La ciabatta est un pain récent, inventé en 1982 en Vénétie pour concurrencer la baguette française, et sa signature est une mie très ouverte : de grandes alvéoles irrégulières, aux parois fines et brillantes, séparées par très peu de matière. C'est un pain qu'on juge à la coupe, pas à la forme, et son nom, qui veut dire pantoufle, dit assez ce qu'on pense de son allure.
Deux choses produisent ces alvéoles, et la seconde est plus surprenante que la première.
La première est l'hydratation. Une pâte à ciabatta contient 80 % d'eau par rapport au poids de farine, contre 60 à 65 % pour un pain courant. Une pâte aussi liquide ne se pétrit pas à la main : elle se développe par rabats, quatre séries espacées de trente minutes, qui alignent le gluten sans jamais le serrer. Cette hydratation permet aussi aux bulles de gaz de fusionner entre elles pendant la pousse au lieu de rester séparées : c'est ce qui fait passer d'une mie régulière à une mie à grands trous.
La seconde est l'absence de façonnage, et c'est là que tout se joue.
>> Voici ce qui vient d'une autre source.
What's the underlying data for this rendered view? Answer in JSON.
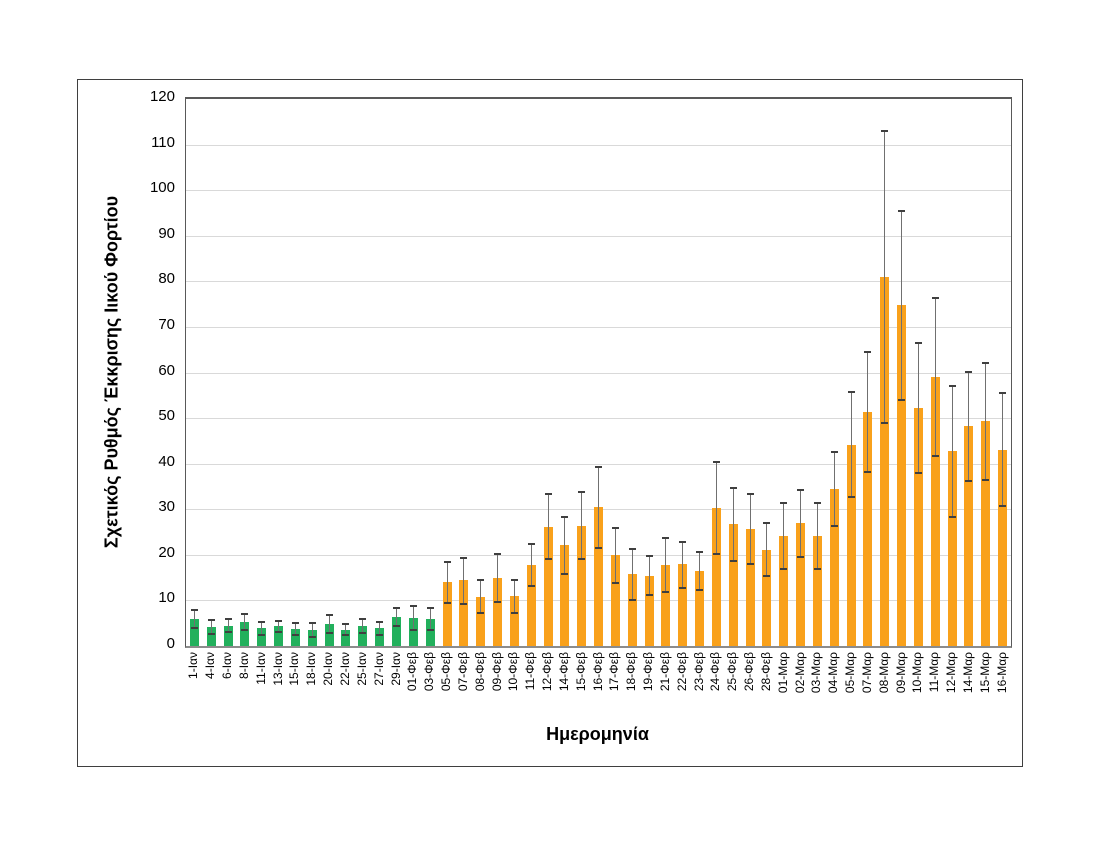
{
  "chart_data": {
    "type": "bar",
    "title": "",
    "xlabel": "Ημερομηνία",
    "ylabel": "Σχετικός Ρυθμός Έκκρισης Ιικού Φορτίου",
    "ylim": [
      0,
      120
    ],
    "ytick_step": 10,
    "grid": true,
    "error_bars": true,
    "legend": "none",
    "colors": {
      "green": "#22b05c",
      "orange": "#f9a11b",
      "error_line": "#707070",
      "error_cap": "#3f3f3f",
      "gridline": "#d9d9d9",
      "axis": "#8c8c8c"
    },
    "points": [
      {
        "label": "1-Ιαν",
        "value": 6.0,
        "err_low": 4.0,
        "err_high": 8.0,
        "group": "green"
      },
      {
        "label": "4-Ιαν",
        "value": 4.2,
        "err_low": 2.7,
        "err_high": 5.7,
        "group": "green"
      },
      {
        "label": "6-Ιαν",
        "value": 4.4,
        "err_low": 3.0,
        "err_high": 5.9,
        "group": "green"
      },
      {
        "label": "8-Ιαν",
        "value": 5.3,
        "err_low": 3.6,
        "err_high": 7.0,
        "group": "green"
      },
      {
        "label": "11-Ιαν",
        "value": 3.9,
        "err_low": 2.5,
        "err_high": 5.3,
        "group": "green"
      },
      {
        "label": "13-Ιαν",
        "value": 4.3,
        "err_low": 3.0,
        "err_high": 5.6,
        "group": "green"
      },
      {
        "label": "15-Ιαν",
        "value": 3.7,
        "err_low": 2.4,
        "err_high": 5.0,
        "group": "green"
      },
      {
        "label": "18-Ιαν",
        "value": 3.5,
        "err_low": 2.0,
        "err_high": 5.0,
        "group": "green"
      },
      {
        "label": "20-Ιαν",
        "value": 4.8,
        "err_low": 2.8,
        "err_high": 6.8,
        "group": "green"
      },
      {
        "label": "22-Ιαν",
        "value": 3.6,
        "err_low": 2.4,
        "err_high": 4.8,
        "group": "green"
      },
      {
        "label": "25-Ιαν",
        "value": 4.4,
        "err_low": 2.9,
        "err_high": 5.9,
        "group": "green"
      },
      {
        "label": "27-Ιαν",
        "value": 3.9,
        "err_low": 2.5,
        "err_high": 5.3,
        "group": "green"
      },
      {
        "label": "29-Ιαν",
        "value": 6.4,
        "err_low": 4.5,
        "err_high": 8.3,
        "group": "green"
      },
      {
        "label": "01-Φεβ",
        "value": 6.1,
        "err_low": 3.5,
        "err_high": 8.7,
        "group": "green"
      },
      {
        "label": "03-Φεβ",
        "value": 5.9,
        "err_low": 3.5,
        "err_high": 8.3,
        "group": "green"
      },
      {
        "label": "05-Φεβ",
        "value": 14.0,
        "err_low": 9.5,
        "err_high": 18.5,
        "group": "orange"
      },
      {
        "label": "07-Φεβ",
        "value": 14.4,
        "err_low": 9.3,
        "err_high": 19.4,
        "group": "orange"
      },
      {
        "label": "08-Φεβ",
        "value": 10.8,
        "err_low": 7.3,
        "err_high": 14.5,
        "group": "orange"
      },
      {
        "label": "09-Φεβ",
        "value": 15.0,
        "err_low": 9.7,
        "err_high": 20.3,
        "group": "orange"
      },
      {
        "label": "10-Φεβ",
        "value": 10.9,
        "err_low": 7.3,
        "err_high": 14.4,
        "group": "orange"
      },
      {
        "label": "11-Φεβ",
        "value": 17.7,
        "err_low": 13.1,
        "err_high": 22.3,
        "group": "orange"
      },
      {
        "label": "12-Φεβ",
        "value": 26.2,
        "err_low": 19.0,
        "err_high": 33.3,
        "group": "orange"
      },
      {
        "label": "14-Φεβ",
        "value": 22.1,
        "err_low": 15.9,
        "err_high": 28.4,
        "group": "orange"
      },
      {
        "label": "15-Φεβ",
        "value": 26.4,
        "err_low": 19.2,
        "err_high": 33.7,
        "group": "orange"
      },
      {
        "label": "16-Φεβ",
        "value": 30.4,
        "err_low": 21.6,
        "err_high": 39.2,
        "group": "orange"
      },
      {
        "label": "17-Φεβ",
        "value": 19.9,
        "err_low": 13.8,
        "err_high": 25.8,
        "group": "orange"
      },
      {
        "label": "18-Φεβ",
        "value": 15.7,
        "err_low": 10.0,
        "err_high": 21.4,
        "group": "orange"
      },
      {
        "label": "19-Φεβ",
        "value": 15.4,
        "err_low": 11.1,
        "err_high": 19.8,
        "group": "orange"
      },
      {
        "label": "21-Φεβ",
        "value": 17.7,
        "err_low": 11.9,
        "err_high": 23.7,
        "group": "orange"
      },
      {
        "label": "22-Φεβ",
        "value": 17.9,
        "err_low": 12.8,
        "err_high": 22.9,
        "group": "orange"
      },
      {
        "label": "23-Φεβ",
        "value": 16.4,
        "err_low": 12.2,
        "err_high": 20.7,
        "group": "orange"
      },
      {
        "label": "24-Φεβ",
        "value": 30.3,
        "err_low": 20.1,
        "err_high": 40.4,
        "group": "orange"
      },
      {
        "label": "25-Φεβ",
        "value": 26.7,
        "err_low": 18.7,
        "err_high": 34.7,
        "group": "orange"
      },
      {
        "label": "26-Φεβ",
        "value": 25.6,
        "err_low": 18.1,
        "err_high": 33.3,
        "group": "orange"
      },
      {
        "label": "28-Φεβ",
        "value": 21.0,
        "err_low": 15.3,
        "err_high": 27.0,
        "group": "orange"
      },
      {
        "label": "01-Μαρ",
        "value": 24.1,
        "err_low": 16.8,
        "err_high": 31.4,
        "group": "orange"
      },
      {
        "label": "02-Μαρ",
        "value": 27.0,
        "err_low": 19.6,
        "err_high": 34.2,
        "group": "orange"
      },
      {
        "label": "03-Μαρ",
        "value": 24.1,
        "err_low": 16.8,
        "err_high": 31.4,
        "group": "orange"
      },
      {
        "label": "04-Μαρ",
        "value": 34.5,
        "err_low": 26.4,
        "err_high": 42.6,
        "group": "orange"
      },
      {
        "label": "05-Μαρ",
        "value": 44.0,
        "err_low": 32.6,
        "err_high": 55.8,
        "group": "orange"
      },
      {
        "label": "07-Μαρ",
        "value": 51.4,
        "err_low": 38.2,
        "err_high": 64.4,
        "group": "orange"
      },
      {
        "label": "08-Μαρ",
        "value": 81.0,
        "err_low": 49.0,
        "err_high": 113.0,
        "group": "orange"
      },
      {
        "label": "09-Μαρ",
        "value": 74.8,
        "err_low": 54.0,
        "err_high": 95.5,
        "group": "orange"
      },
      {
        "label": "10-Μαρ",
        "value": 52.3,
        "err_low": 38.0,
        "err_high": 66.4,
        "group": "orange"
      },
      {
        "label": "11-Μαρ",
        "value": 59.0,
        "err_low": 41.7,
        "err_high": 76.4,
        "group": "orange"
      },
      {
        "label": "12-Μαρ",
        "value": 42.7,
        "err_low": 28.4,
        "err_high": 57.0,
        "group": "orange"
      },
      {
        "label": "14-Μαρ",
        "value": 48.2,
        "err_low": 36.3,
        "err_high": 60.1,
        "group": "orange"
      },
      {
        "label": "15-Μαρ",
        "value": 49.3,
        "err_low": 36.4,
        "err_high": 62.2,
        "group": "orange"
      },
      {
        "label": "16-Μαρ",
        "value": 43.0,
        "err_low": 30.8,
        "err_high": 55.5,
        "group": "orange"
      }
    ]
  }
}
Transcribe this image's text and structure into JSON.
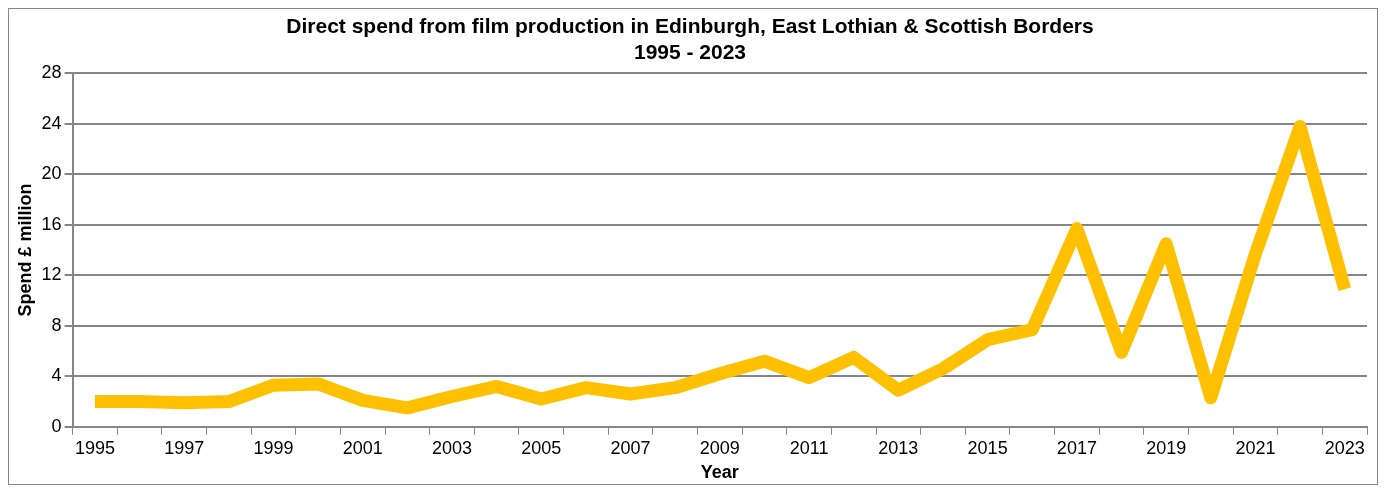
{
  "chart_data": {
    "type": "line",
    "title": "Direct spend from film production in Edinburgh, East Lothian & Scottish Borders\n1995 - 2023",
    "xlabel": "Year",
    "ylabel": "Spend £ million",
    "categories": [
      "1995",
      null,
      "1997",
      null,
      "1999",
      null,
      "2001",
      null,
      "2003",
      null,
      "2005",
      null,
      "2007",
      null,
      "2009",
      null,
      "2011",
      null,
      "2013",
      null,
      "2015",
      null,
      "2017",
      null,
      "2019",
      null,
      "2021",
      null,
      "2023"
    ],
    "series": [
      {
        "color": "#ffc000",
        "values": [
          2.0,
          2.0,
          1.9,
          2.0,
          3.3,
          3.4,
          2.1,
          1.5,
          2.4,
          3.2,
          2.2,
          3.1,
          2.6,
          3.1,
          4.2,
          5.2,
          3.9,
          5.5,
          2.9,
          4.6,
          6.9,
          7.7,
          15.7,
          5.9,
          14.5,
          2.3,
          13.7,
          23.8,
          10.9
        ]
      }
    ],
    "ylim": [
      0,
      28
    ],
    "yticks": [
      0,
      4,
      8,
      12,
      16,
      20,
      24,
      28
    ],
    "grid": "y",
    "legend": false,
    "marker": "none",
    "line_style": "solid"
  }
}
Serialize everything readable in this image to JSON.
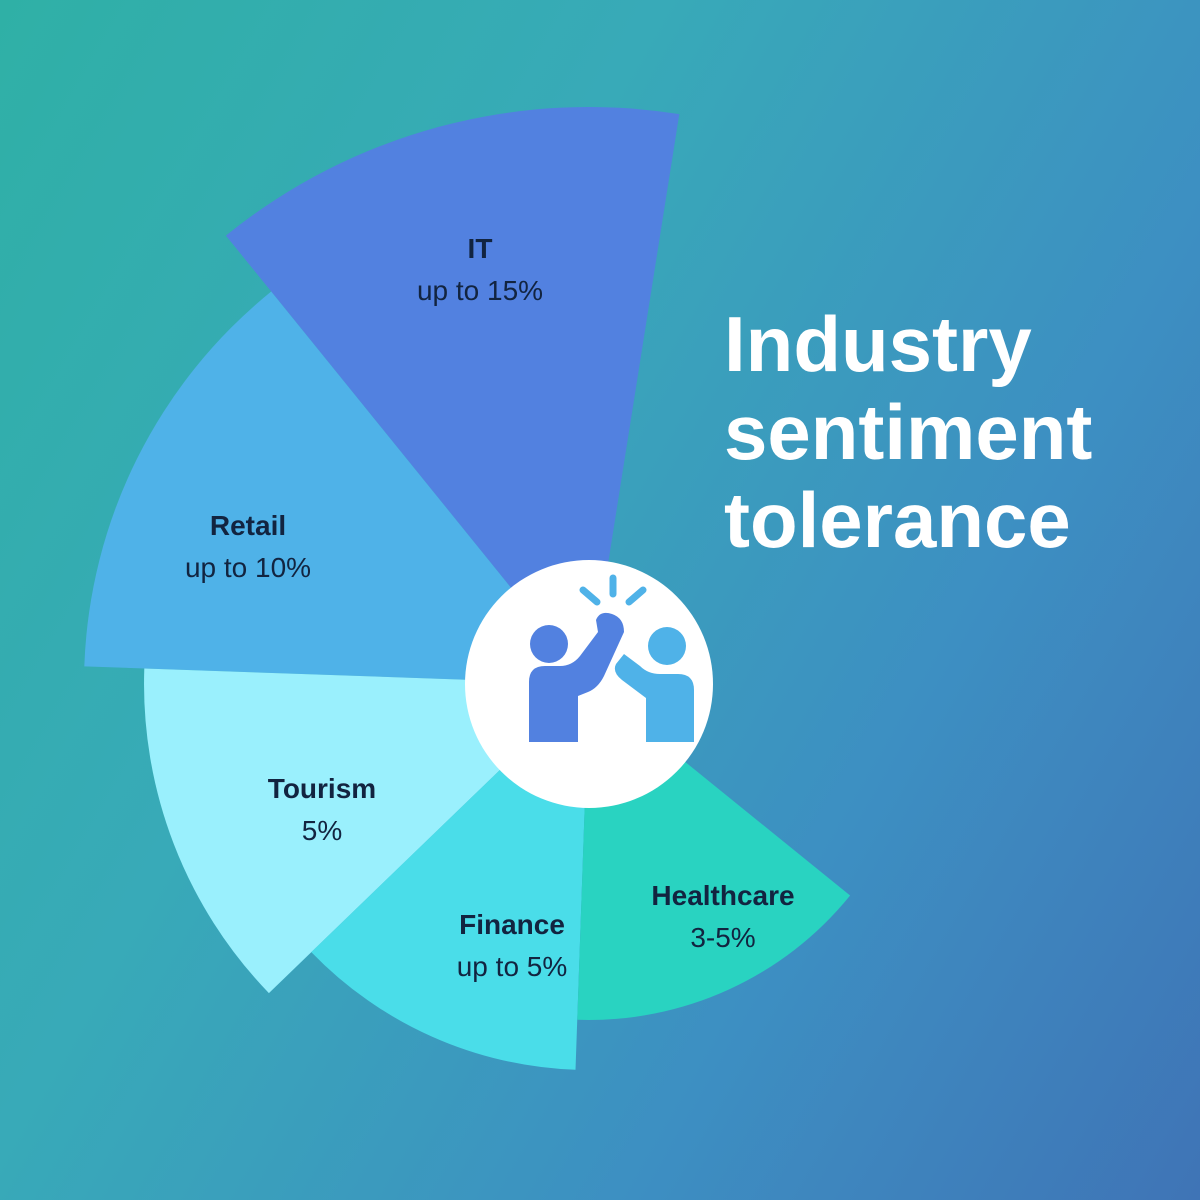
{
  "title_lines": [
    "Industry",
    "sentiment",
    "tolerance"
  ],
  "center_icon": "high-five-icon",
  "colors": {
    "it": "#5281e0",
    "retail": "#4fb2e8",
    "tourism": "#9af0fd",
    "finance": "#4adde9",
    "healthcare": "#29d3c1",
    "label_text": "#122440",
    "title_text": "#ffffff",
    "center_circle": "#ffffff"
  },
  "chart_data": {
    "type": "pie",
    "title": "Industry sentiment tolerance",
    "slices": [
      {
        "key": "it",
        "name": "IT",
        "value_label": "up to 15%",
        "value": 15
      },
      {
        "key": "retail",
        "name": "Retail",
        "value_label": "up to 10%",
        "value": 10
      },
      {
        "key": "tourism",
        "name": "Tourism",
        "value_label": "5%",
        "value": 5
      },
      {
        "key": "finance",
        "name": "Finance",
        "value_label": "up to 5%",
        "value": 5
      },
      {
        "key": "healthcare",
        "name": "Healthcare",
        "value_label": "3-5%",
        "value": 4
      }
    ],
    "legend": "none",
    "grid": false
  }
}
Bouler un pain, le serrer, tendre sa surface, sont des gestes qui ont une fonction précise : ils chassent le gaz et redistribuent les bulles en une multitude de petites bulles régulières. C'est exactement ce qu'on veut pour un pain de mie, et exactement ce qu'on refuse ici. Une ciabatta ne se façonne donc pas du tout : on verse la pâte sur un plan très fariné, on la découpe en rectangles au coupe-pâte, et on retourne chaque morceau sur la plaque. Rien d'autre. Les bulles qui se sont formées pendant les trois heures de pousse restent en place et se dilatent au four.
Le corollaire est qu'il faut accepter la forme. Une ciabatta est bosselée, asymétrique, un peu affaissée. C'est le prix de la mie, et c'est aussi son charme.